Ora, se a unidade é fundamental há que ter alguma capacidade de integração do ponto de vista alheio ou então condenaremos perpetuamente os Monty Phyton à genialidade. As formas da unidade estão, assim, também elas em debate e a vontade de unidade não é um exclusivo de ninguém. Para começar este processo, que é o contrário de o enterrar ao primeiro contratempo, nada melhor do que a consciência das dificuldades.

Dificuldades sérias. Por isso, não basta o apelo de boa vontade à unidade. Claro que a boa vontade é necessária ao processo e os apelos também. Mas é preciso não cair noutra armadilha que nos conduziria a um beco sem saída: explicar a ausência de unidade por questões de egocentrismo, por acreditar que os outros, sempre eles bolas, não aceitam a via da unidade porque querem manter a sua quinta eleitoral, os seus pequenos privilégios, as suas migalhas do sistema.

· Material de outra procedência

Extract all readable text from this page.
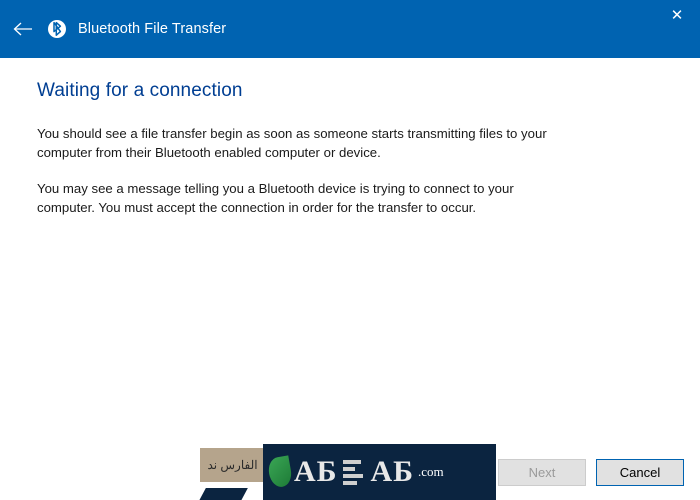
Bluetooth File Transfer
✕
Waiting for a connection

You should see a file transfer begin as soon as someone starts transmitting files to your computer from their Bluetooth enabled computer or device.

You may see a message telling you a Bluetooth device is trying to connect to your computer. You must accept the connection in order for the transfer to occur.

الفارس ند AБ AБ .com	Next	Cancel
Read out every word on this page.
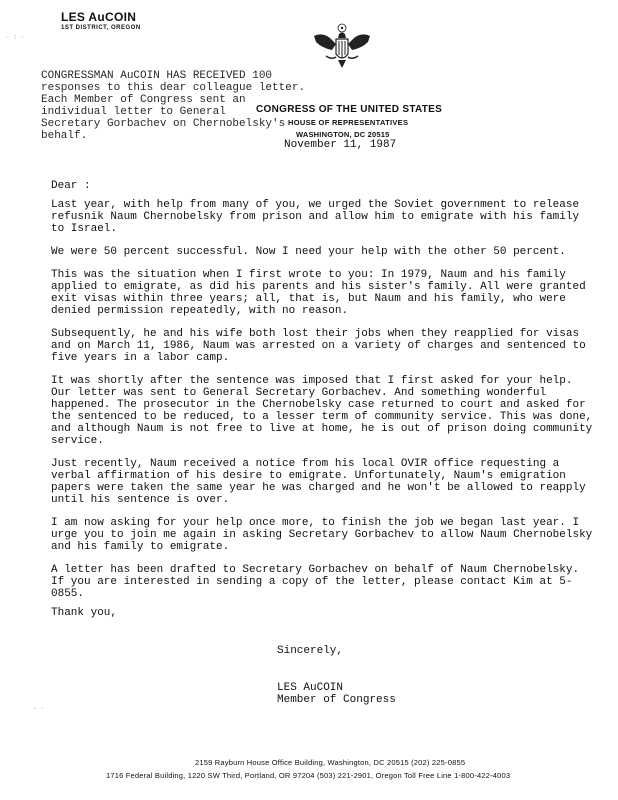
LES AuCOIN
1ST DISTRICT, OREGON
CONGRESSMAN AuCOIN HAS RECEIVED 100
responses to this dear colleague letter.
Each Member of Congress sent an
individual letter to General
Secretary Gorbachev on Chernobelsky's
behalf.
CONGRESS OF THE UNITED STATES
HOUSE OF REPRESENTATIVES
WASHINGTON, DC 20515
November 11, 1987
Dear :

Last year, with help from many of you, we urged the Soviet government to release refusnik Naum Chernobelsky from prison and allow him to emigrate with his family to Israel.

We were 50 percent successful. Now I need your help with the other 50 percent.

This was the situation when I first wrote to you: In 1979, Naum and his family applied to emigrate, as did his parents and his sister's family. All were granted exit visas within three years; all, that is, but Naum and his family, who were denied permission repeatedly, with no reason.

Subsequently, he and his wife both lost their jobs when they reapplied for visas and on March 11, 1986, Naum was arrested on a variety of charges and sentenced to five years in a labor camp.

It was shortly after the sentence was imposed that I first asked for your help. Our letter was sent to General Secretary Gorbachev. And something wonderful happened. The prosecutor in the Chernobelsky case returned to court and asked for the sentenced to be reduced, to a lesser term of community service. This was done, and although Naum is not free to live at home, he is out of prison doing community service.

Just recently, Naum received a notice from his local OVIR office requesting a verbal affirmation of his desire to emigrate. Unfortunately, Naum's emigration papers were taken the same year he was charged and he won't be allowed to reapply until his sentence is over.

I am now asking for your help once more, to finish the job we began last year. I urge you to join me again in asking Secretary Gorbachev to allow Naum Chernobelsky and his family to emigrate.

A letter has been drafted to Secretary Gorbachev on behalf of Naum Chernobelsky. If you are interested in sending a copy of the letter, please contact Kim at 5-0855.

Thank you,
Sincerely,
LES AuCOIN
Member of Congress
2159 Rayburn House Office Building, Washington, DC 20515 (202) 225-0855
1716 Federal Building, 1220 SW Third, Portland, OR 97204 (503) 221-2901, Oregon Toll Free Line 1-800-422-4003
· : ·
- ·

Até porque somos todos humanos, dizem, convém não diabolizar uns e santificar outros: aos maus sectários não se contrapõem os bons unitários. Não há os dos interesses e os desinteressados. E se se pode suspeitar que uns fazem o que fazem porque querem manter o tal quintal, não se pode achar estranho que os outros rebatam que o discurso da unidade também poderá servir interesses pequenos como construir um pequeno espaço político próprio ou substituir as direções de um espaço político já existente.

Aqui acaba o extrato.